March 18 (Bloomberg) -- The Canadian dollar posted its biggest drop in more than a week against its U.S. peer as a proposed levy on deposits in Cyprus’s banks threatened to throw Europe back into crisis, souring risk appetite.
The currency pared losses after data showed foreign appetite for Canadian bonds rebounded in January, led by the largest monthly purchase of corporate debt in more than a decade. Cypriot lawmakers delayed voting on a 5.8 billion euro ($7.5 billion) levy demanded by fellow euro-zone countries to secure a bailout aimed at preventing financial collapse and a possible exit from the shared currency. The U.S. Federal Open Meeting Committee begins a two-day policy meeting tomorrow.
“This week the dominating factors are going to be how the Cyprus situation is handled and the FOMC,” said David Doyle, a strategist at Macquarie Capital Markets by phone from Toronto. “People think there’s some momentum behind that shift in transactions and there could be more foreign money heading into Canada. People trying to front-run that and trying to get ahead of those fund flows would likely give a bit of a boost to the loonie.”
The loonie, as the Canadian dollar is known for the image of the C$1 coin, fell 0.4 percent to C$1.0222 per U.S. dollar at 5:00 p.m. in Toronto, after earlier sliding 0.6 percent, its biggest drop since March 6. One loonie buys 97.83 U.S. cents.
Canada’s benchmark 10-year government bonds rose, with yields falling three basis points, or 0.03 percentage point, to 1.86 percent. The 2.75 percent security maturing in June 2022 gained 30 cents to C$107.49.
The Bank of Canada will auction C$3.3 billion ($3.2 Billion) of two year bonds maturing in May 2015 with a coupon of 1 percent on March 20.
The loonie weakened along with the dollars of Australia and New Zealand, fellow commodity-exporting nations, as futures on crude oil declined as much as 1.8 percent, the most since March 1, before rising 0.3 percent to $93.74 per barrel in New York. The Standard & Poor’s GSCI Index of 24 commodities slid 0.3 percent.
The Aussie fell 0.1 percent to $1.0402 after dropping 0.7 percent, and the so-called kiwi declined 0.1 percent to 82.68 U.S. cents after also sliding 0.7 percent.
The FOMC will make its next decision on the Federal Reserve’s interest rate on Match 20, with all 43 economists in a Bloomberg survey predicting the benchmark rate will stay at zero to 0.25 percent.
“It’s kind of like the ‘Life of Pi’ -- we’re all in the boat waiting for something to happen, and it’s really not happening,” said Dean Popplewell, head analyst in Toronto at the online currency-trading firm Oanda Corp., referring to the Academy Award-winning film. “The rest of the world seems more interesting than what’s happening in Canada right now.”
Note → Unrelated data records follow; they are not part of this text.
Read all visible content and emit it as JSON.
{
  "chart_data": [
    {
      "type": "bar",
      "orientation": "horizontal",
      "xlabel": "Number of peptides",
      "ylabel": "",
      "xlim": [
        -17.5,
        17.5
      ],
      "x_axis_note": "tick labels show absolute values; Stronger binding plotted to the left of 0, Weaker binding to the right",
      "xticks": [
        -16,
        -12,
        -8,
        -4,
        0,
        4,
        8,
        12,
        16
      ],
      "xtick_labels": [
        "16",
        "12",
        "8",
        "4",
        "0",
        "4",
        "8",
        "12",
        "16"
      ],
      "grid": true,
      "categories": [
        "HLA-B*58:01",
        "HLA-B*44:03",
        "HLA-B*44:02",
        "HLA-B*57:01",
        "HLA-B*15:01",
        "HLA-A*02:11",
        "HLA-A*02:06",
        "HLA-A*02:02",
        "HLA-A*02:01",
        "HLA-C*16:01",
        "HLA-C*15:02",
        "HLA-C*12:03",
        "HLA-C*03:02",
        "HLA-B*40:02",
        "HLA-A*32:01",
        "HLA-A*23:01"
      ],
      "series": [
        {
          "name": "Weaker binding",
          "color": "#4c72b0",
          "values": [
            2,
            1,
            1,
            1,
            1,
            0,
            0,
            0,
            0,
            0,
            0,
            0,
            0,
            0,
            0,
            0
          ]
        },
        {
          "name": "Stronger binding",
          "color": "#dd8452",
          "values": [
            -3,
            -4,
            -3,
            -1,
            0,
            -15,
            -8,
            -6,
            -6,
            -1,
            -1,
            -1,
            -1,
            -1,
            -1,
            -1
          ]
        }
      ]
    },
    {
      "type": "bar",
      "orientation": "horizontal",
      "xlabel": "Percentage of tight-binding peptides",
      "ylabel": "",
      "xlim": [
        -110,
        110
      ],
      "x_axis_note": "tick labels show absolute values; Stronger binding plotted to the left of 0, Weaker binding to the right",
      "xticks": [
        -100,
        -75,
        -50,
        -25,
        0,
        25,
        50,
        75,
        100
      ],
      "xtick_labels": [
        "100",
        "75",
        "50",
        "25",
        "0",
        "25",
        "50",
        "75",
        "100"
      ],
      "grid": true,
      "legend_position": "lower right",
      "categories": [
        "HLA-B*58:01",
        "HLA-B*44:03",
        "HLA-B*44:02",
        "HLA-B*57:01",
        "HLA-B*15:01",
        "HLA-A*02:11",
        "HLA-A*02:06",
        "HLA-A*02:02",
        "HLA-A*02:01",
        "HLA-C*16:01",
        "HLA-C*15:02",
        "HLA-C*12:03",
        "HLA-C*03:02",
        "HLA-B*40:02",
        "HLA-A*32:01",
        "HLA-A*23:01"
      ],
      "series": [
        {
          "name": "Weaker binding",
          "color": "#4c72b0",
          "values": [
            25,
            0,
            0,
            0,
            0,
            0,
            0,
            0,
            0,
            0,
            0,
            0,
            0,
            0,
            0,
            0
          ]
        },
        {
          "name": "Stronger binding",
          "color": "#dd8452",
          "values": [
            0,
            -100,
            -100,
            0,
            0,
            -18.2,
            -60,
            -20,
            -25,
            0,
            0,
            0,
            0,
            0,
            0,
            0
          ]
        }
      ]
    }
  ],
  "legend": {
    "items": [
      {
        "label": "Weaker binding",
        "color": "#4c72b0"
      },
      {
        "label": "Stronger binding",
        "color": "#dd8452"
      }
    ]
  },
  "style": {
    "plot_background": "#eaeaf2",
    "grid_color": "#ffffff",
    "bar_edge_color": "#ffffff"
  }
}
Investors abroad acquired a net C$11.9 billion of bonds and sold C$241 million of money-market paper in January, while also purchasing C$1.66 billion of equities, Statistics Canada said today from Ottawa.
Corporate-debt purchases of C$10.3 billion in January included C$7.23 billion of bonds and C$3.05 billion of money-market securities, the largest total since October 2001, according to the report.
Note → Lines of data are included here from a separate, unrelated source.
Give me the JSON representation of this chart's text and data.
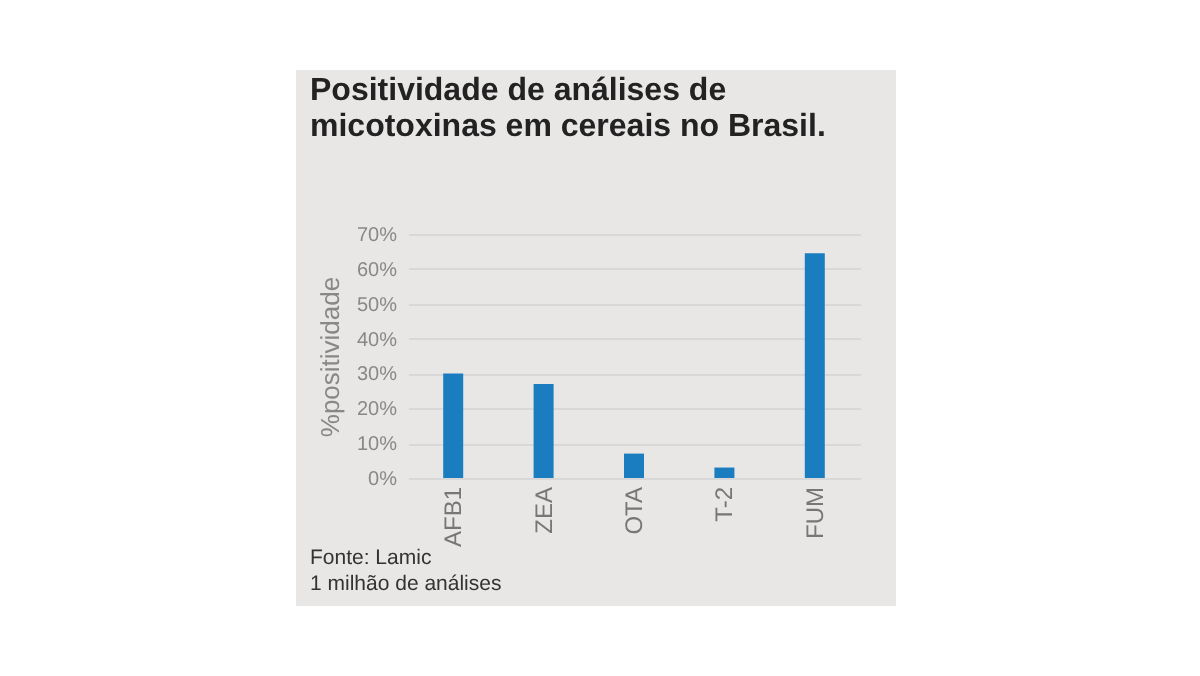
{
  "chart_data": {
    "type": "bar",
    "title": "Positividade de análises de micotoxinas em cereais no Brasil.",
    "ylabel": "%positividade",
    "categories": [
      "AFB1",
      "ZEA",
      "OTA",
      "T-2",
      "FUM"
    ],
    "values": [
      30,
      27,
      7,
      3,
      64.5
    ],
    "color": "#1a7dc0",
    "ylim": [
      0,
      70
    ],
    "yticks": [
      {
        "value": 0,
        "label": "0%"
      },
      {
        "value": 10,
        "label": "10%"
      },
      {
        "value": 20,
        "label": "20%"
      },
      {
        "value": 30,
        "label": "30%"
      },
      {
        "value": 40,
        "label": "40%"
      },
      {
        "value": 50,
        "label": "50%"
      },
      {
        "value": 60,
        "label": "60%"
      },
      {
        "value": 70,
        "label": "70%"
      }
    ],
    "grid": "y",
    "annotations": [
      "Fonte: Lamic",
      "1 milhão de análises"
    ]
  }
}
The S&P 500 Index of U.S. stocks declined 0.6 percent as the 30-day rolling correlation between the index and the loonie was 0.48, almost the highest point in six weeks. When the correlation reading is 1, the two securities move in lockstep.
“We seem to be back to the good old risk-on, risk-off trading,” Shaun Osborne, chief currency strategist at Toronto-Dominion Bank, said by phone from Toronto. “The correlation between the Canadian dollar and risk assets weakened substantially in the beginning of the year, but those correlations seem to have picked up substantially over the course of the past few weeks, and I think the clear focus is the uncertainty of this situation in Cyprus.”
The loonie has lost 0.4 percent this year against nine other developed nation currencies tracked by the Bloomberg Correlation Weighted Index. The U.S. dollar has gained 3 percent and the Japanese yen has lost 7.2 percent.